# Snuffelfiets kwartaalrapportages

## Settings.

In [None]:
# Generieke imports, variabelen en functies.

from pathlib import Path

import numpy as np
import pandas as pd

from snuffelfiets import inlezen, opschonen, analyse, plotting

api_key = ''  # voeg hier de API key toe

data_directory = Path('~','kwartaalrapportage').expanduser()

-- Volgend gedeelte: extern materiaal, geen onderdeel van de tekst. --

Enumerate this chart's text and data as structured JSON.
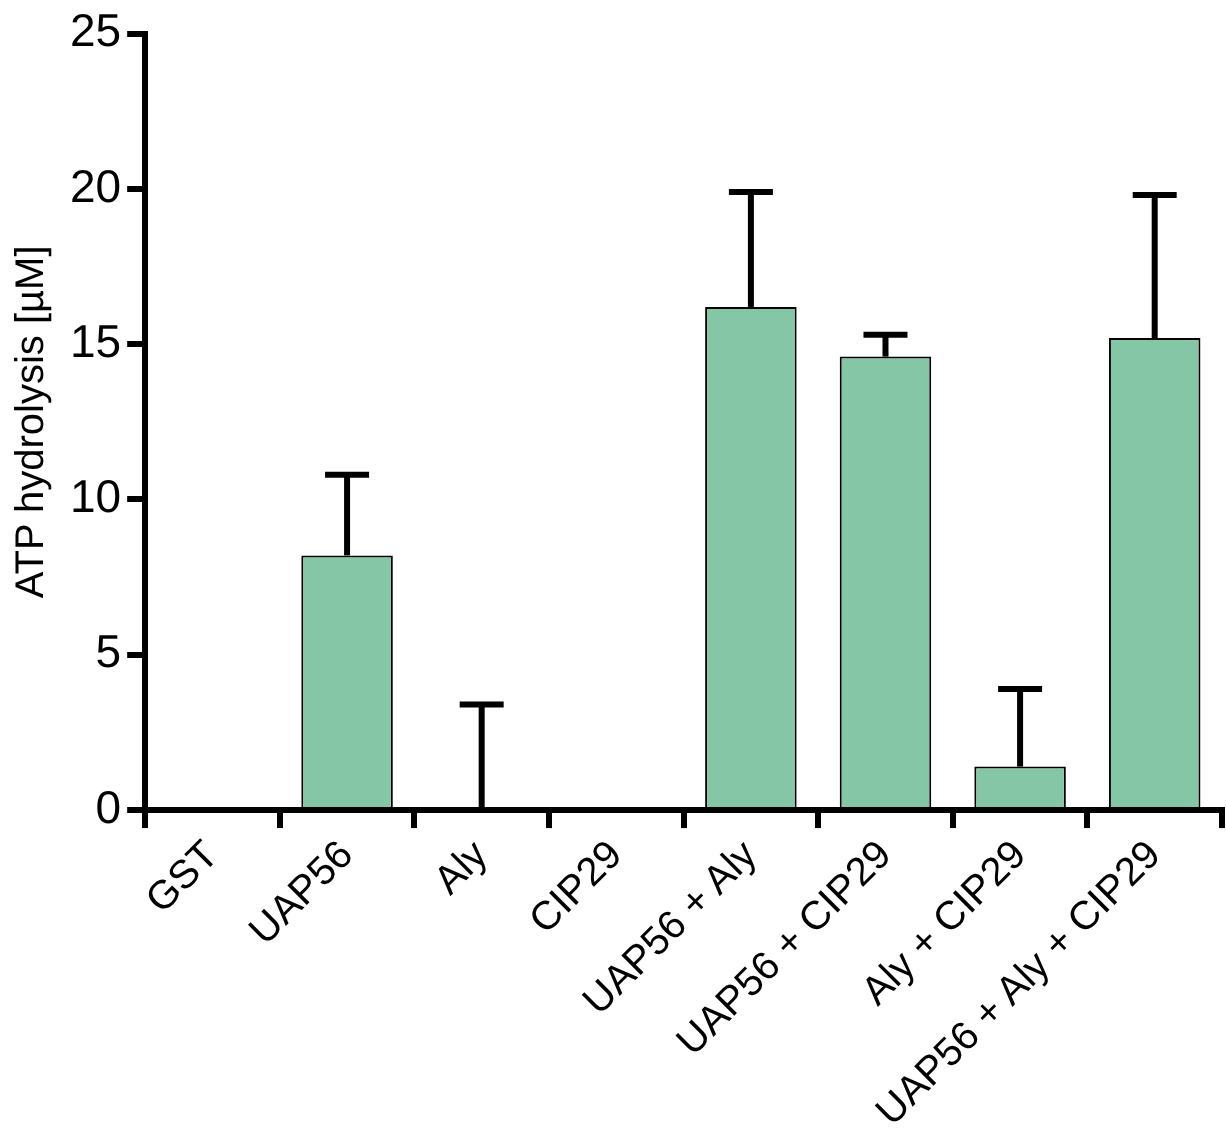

# date range selection settings
quarter = 'Q1'
year = '2023'
quarters = {
    'Q1': [1, 2, 3], 
    'Q2': [4, 5, 6], 
    'Q3': [7, 8, 9], 
    'Q4': [10, 11, 12], 
}
yq = f'{year}_{quarter}'

# data processing settings
error_code_selection = []
rit_splitter_interval = 1800  # s
ritfilters = dict(
    min_measurements=2,     # #
    max_duration=360,       # minutes
    max_distance=200,       # kilometers
    min_average_speed=1,    # km/h
    max_average_speed=35,   # km/h
    )
threshold_pm2_5 = 100

# mapbox settings (in degrees latlon)
b = {
    'N': [52.303634, 5.013507],
    'Z':  [51.858631, 5.040462],
    'O':  [51.954780, 5.627990],
    'W':  [52.226808, 4.794457],
}
mapbox_center = {
    'lat': b['Z'][0] + 0.5 * (b['N'][0] - b['Z'][0]),
    'lon': b['W'][1] + 0.5 * (b['O'][1] - b['W'][1]),
}
mapbox_extent = 1
hexagon_size = 0.010
hexbin_args = {
    'agg_func': np.nanmean,
    'color_continuous_scale': plotting.discrete_colorscale(),
    'range_color': [0, 100],
    'min_count': 2,
    'animation_frame': None,
    'width': 1920,
    'height': 1080,
    'opacity': 1.0,
    'zoom': 10,
    'center': mapbox_center,
    }
# add Utrecht polygons
# Import Utrecht province and township polygons
provincies, gemeenten = plotting.get_borders_utrecht(data_directory)
mapbox_layers = [{
    "name": "Gemeenten",
    "below": 'traces',
    "sourcetype": "geojson",
    "type": "line",
    "color": "gray",
    "source": gemeenten,
    }, 
    {
    "name": "Provincies",
    "below": 'traces',
    "sourcetype": "geojson",
    "type": "line",
    "color": "red",
    "source": provincies,
    }]
layout_args = {
    'mapbox_style': 'open-street-map',
    'coloraxis_showscale': False,
    'mapbox_layers': mapbox_layers,
    }

# Directories
output_directory = Path(data_directory, yq)
output_directory.mkdir(parents=True, exist_ok=True)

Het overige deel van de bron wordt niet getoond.